Portaal:Polen/Uitgelicht/21

Uit Wikipedia, de vrije encyclopedie
Arrestaties tijdens de opstand in 1943, Joden worden uit hun schuilplaatsen verdreven

Het Getto van Warschau in Warschau, Polen, was het grootste joodse getto opgericht door nazi-Duitsland tijdens de Holocaust in de Tweede Wereldoorlog. Tijdens het driejarig bestaan van het getto zorgden ondervoeding, ziekte en deportaties naar concentratiekampen en vernietigingskampen voor een daling van het bevolkingsaantal van een geschatte 450.000 tot 37.000 mensen. Hoeveel mensen precies in het getto hebben verbleven is onbekend, de schattingen lopen uiteen tussen de 450.000 en 560.000. In het getto vond de Opstand in het getto van Warschau plaats, een van de eerste massale opstanden tegen de nazi's die Europa bezetten.
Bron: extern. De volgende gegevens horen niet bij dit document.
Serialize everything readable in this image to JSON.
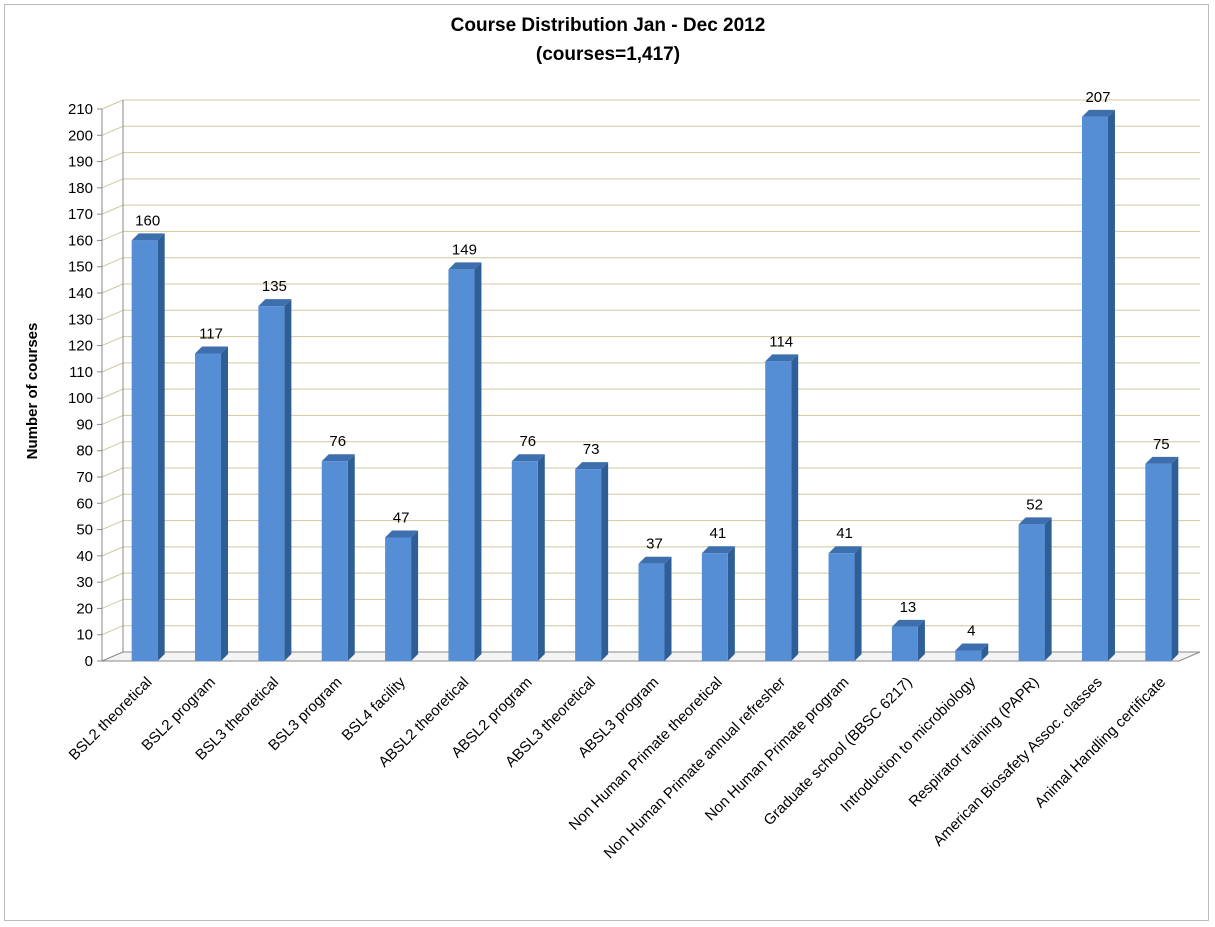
{
  "chart_data": {
    "type": "bar",
    "title": [
      "Course Distribution Jan - Dec 2012",
      "(courses=1,417)"
    ],
    "ylabel": "Number of courses",
    "xlabel": "",
    "ylim": [
      0,
      210
    ],
    "ytick_step": 10,
    "grid": true,
    "three_d": true,
    "colors": {
      "bar_front": "#558ed5",
      "bar_side": "#2e5e96",
      "bar_top": "#3d6fae",
      "grid": "#cfc8a0",
      "axis": "#8a8a8a"
    },
    "categories": [
      "BSL2 theoretical",
      "BSL2 program",
      "BSL3 theoretical",
      "BSL3 program",
      "BSL4 facility",
      "ABSL2 theoretical",
      "ABSL2 program",
      "ABSL3 theoretical",
      "ABSL3 program",
      "Non Human Primate theoretical",
      "Non Human Primate annual refresher",
      "Non Human Primate program",
      "Graduate school (BBSC 6217)",
      "Introduction to microbiology",
      "Respirator training (PAPR)",
      "American Biosafety Assoc. classes",
      "Animal Handling certificate"
    ],
    "values": [
      160,
      117,
      135,
      76,
      47,
      149,
      76,
      73,
      37,
      41,
      114,
      41,
      13,
      4,
      52,
      207,
      75
    ],
    "data_labels": [
      "160",
      "117",
      "135",
      "76",
      "47",
      "149",
      "76",
      "73",
      "37",
      "41",
      "114",
      "41",
      "13",
      "4",
      "52",
      "207",
      "75"
    ]
  }
}
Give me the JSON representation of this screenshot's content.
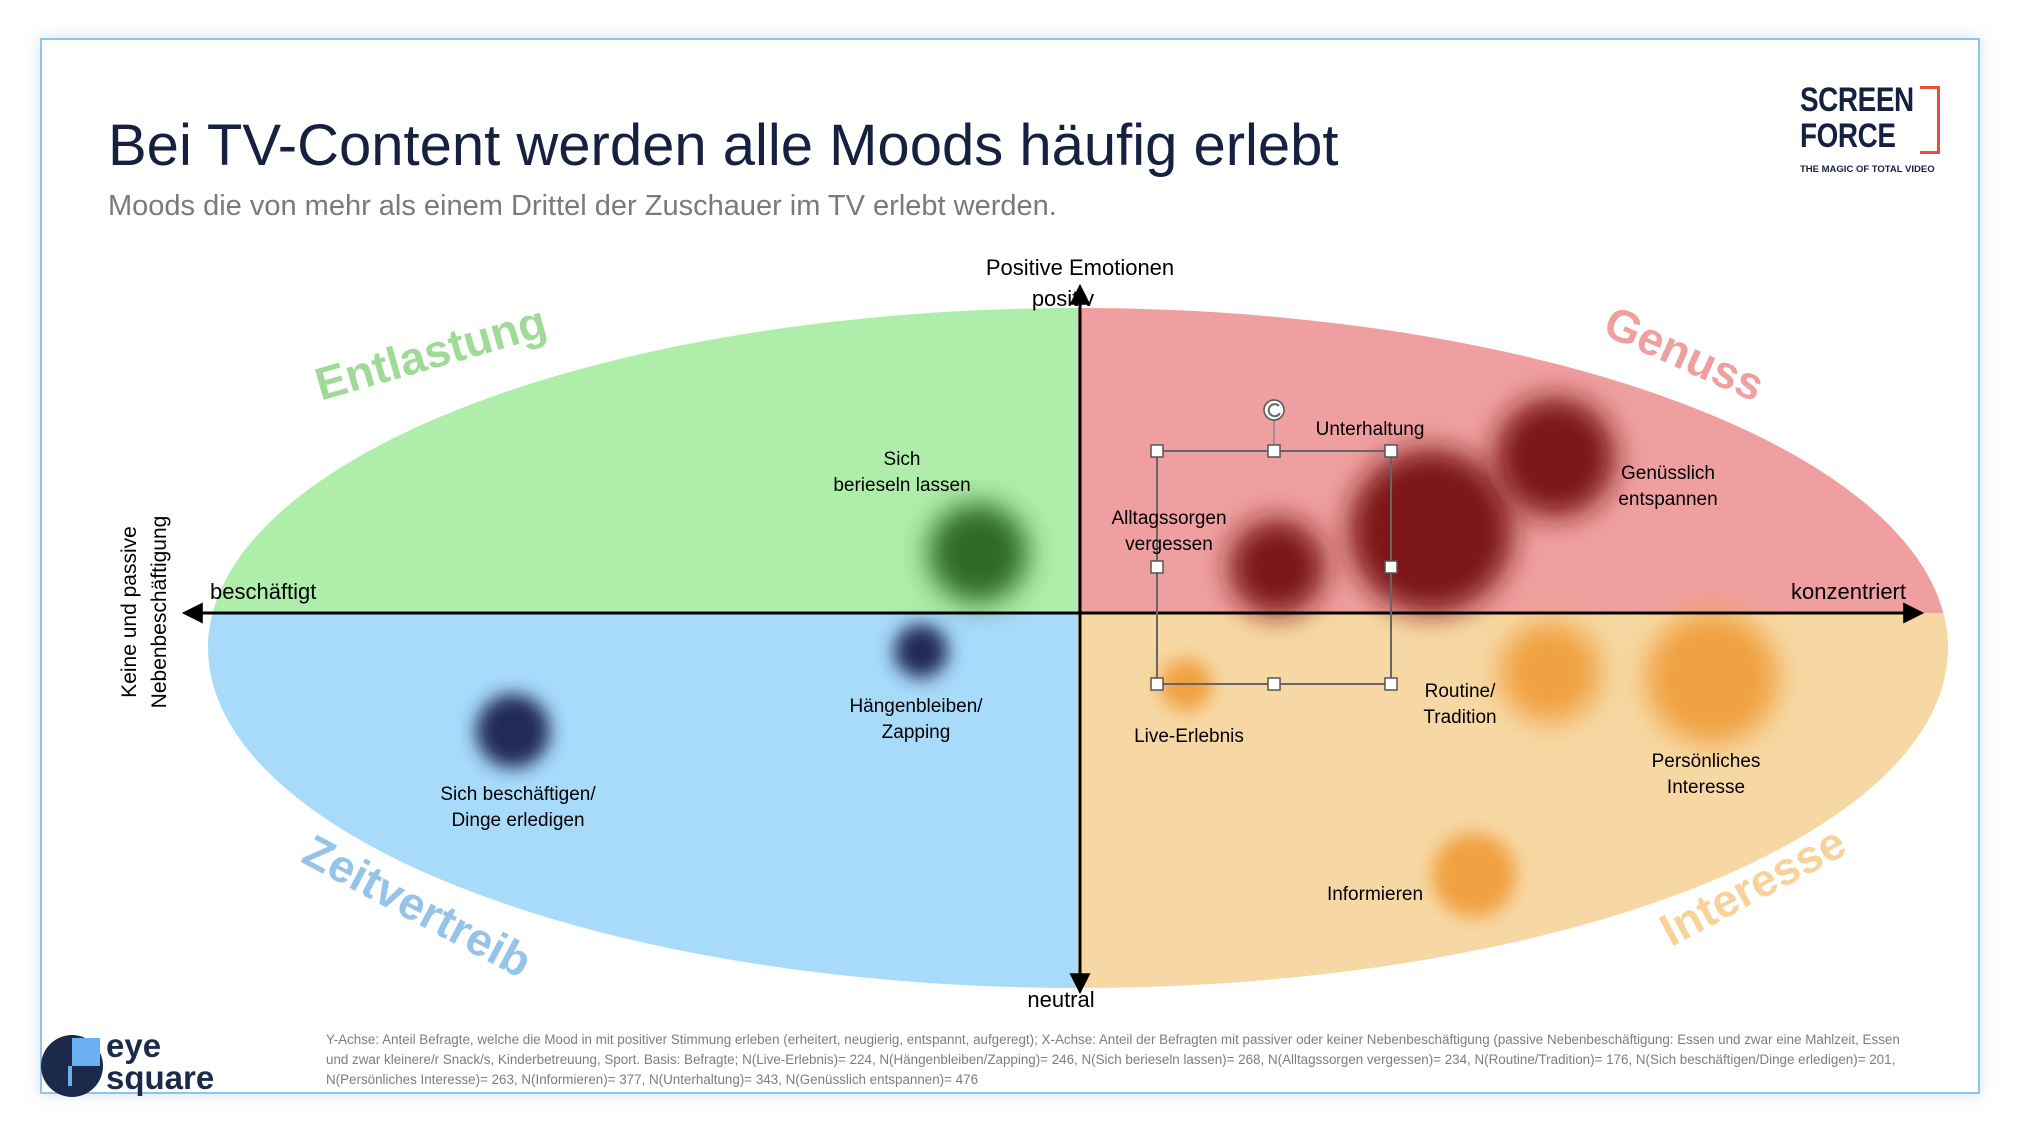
{
  "title": "Bei TV-Content werden alle Moods häufig erlebt",
  "subtitle": "Moods die von mehr als einem Drittel der Zuschauer im TV erlebt werden.",
  "logos": {
    "screenforce_line1": "SCREEN",
    "screenforce_line2": "FORCE",
    "screenforce_tagline": "THE MAGIC OF TOTAL VIDEO",
    "eyesquare_line1": "eye",
    "eyesquare_line2": "square"
  },
  "axes": {
    "y_title": "Positive Emotionen",
    "y_top": "positiv",
    "y_bottom": "neutral",
    "x_left": "beschäftigt",
    "x_right": "konzentriert",
    "x_title_line1": "Keine und passive",
    "x_title_line2": "Nebenbeschäftigung"
  },
  "quadrants": [
    {
      "label": "Entlastung",
      "color": "#aeeeaa",
      "label_color": "#9fdb97"
    },
    {
      "label": "Genuss",
      "color": "#ef9f9f",
      "label_color": "#ef9f9f"
    },
    {
      "label": "Zeitvertreib",
      "color": "#a8dbfa",
      "label_color": "#94c4e8"
    },
    {
      "label": "Interesse",
      "color": "#f7d8a4",
      "label_color": "#f7d39a"
    }
  ],
  "moods": [
    {
      "line1": "Sich",
      "line2": "berieseln lassen",
      "color": "#2f6b26"
    },
    {
      "line1": "Hängenbleiben/",
      "line2": "Zapping",
      "color": "#222a55"
    },
    {
      "line1": "Sich beschäftigen/",
      "line2": "Dinge erledigen",
      "color": "#222a55"
    },
    {
      "line1": "Unterhaltung",
      "line2": "",
      "color": "#7d1616"
    },
    {
      "line1": "Genüsslich",
      "line2": "entspannen",
      "color": "#7d1616"
    },
    {
      "line1": "Alltagssorgen",
      "line2": "vergessen",
      "color": "#7d1616"
    },
    {
      "line1": "Live-Erlebnis",
      "line2": "",
      "color": "#f0a040"
    },
    {
      "line1": "Routine/",
      "line2": "Tradition",
      "color": "#f0a040"
    },
    {
      "line1": "Persönliches",
      "line2": "Interesse",
      "color": "#f0a040"
    },
    {
      "line1": "Informieren",
      "line2": "",
      "color": "#f0a040"
    }
  ],
  "footnote": "Y-Achse: Anteil Befragte, welche die Mood in mit positiver Stimmung erleben (erheitert, neugierig, entspannt, aufgeregt); X-Achse: Anteil der Befragten mit passiver oder keiner Nebenbeschäftigung (passive Nebenbeschäftigung: Essen und zwar eine Mahlzeit, Essen und zwar kleinere/r Snack/s, Kinderbetreuung, Sport. Basis: Befragte; N(Live-Erlebnis)= 224, N(Hängenbleiben/Zapping)= 246, N(Sich berieseln lassen)= 268, N(Alltagssorgen vergessen)= 234, N(Routine/Tradition)= 176, N(Sich beschäftigen/Dinge erledigen)= 201, N(Persönliches Interesse)= 263, N(Informieren)= 377, N(Unterhaltung)= 343, N(Genüsslich entspannen)= 476"
}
Op 18 januari 1943 vond het eerste gewapende verzet plaats toen de Duitsers begonnen met de tweede ontruiming van het getto. De joodse strijders hadden wat succes: de deportatie stopte na vier dagen en de ŻOB en de ŻZW namen de macht in het getto over. Ze bouwden tientallen gevechtsposten en ondernamen actie tegen joodse collaborateurs. Tijdens de daaropvolgende drie maanden bereidden alle inwoners van het getto zich voor op wat het laatste gevecht zou worden. Dit laatste gevecht begon de dag voor Pesach, 19 april 1943. Joodse strijders schoten op Duitse patrouilles vanuit stegen, het riool, huizen en zelfs brandende gebouwen. Ook werden er granaten naar Duitsers gegooid. De nazi's reageerden met het blok voor blok opblazen van huizen en arresteerden elke Jood die ze te pakken kregen, deze Joden werden later allemaal gedood. Verzet van enige betekenis eindigde op 23 april, de opstand eindigde op 16 mei. Tijdens de gevechten werden ongeveer 7.000 joodse strijders gedood en nog eens 6.000 mensen werden levend verbrand of vergast in bunkers. De overgebleven 50.000 mensen werden naar vernietigingskampen gestuurd, de meeste naar Treblinka.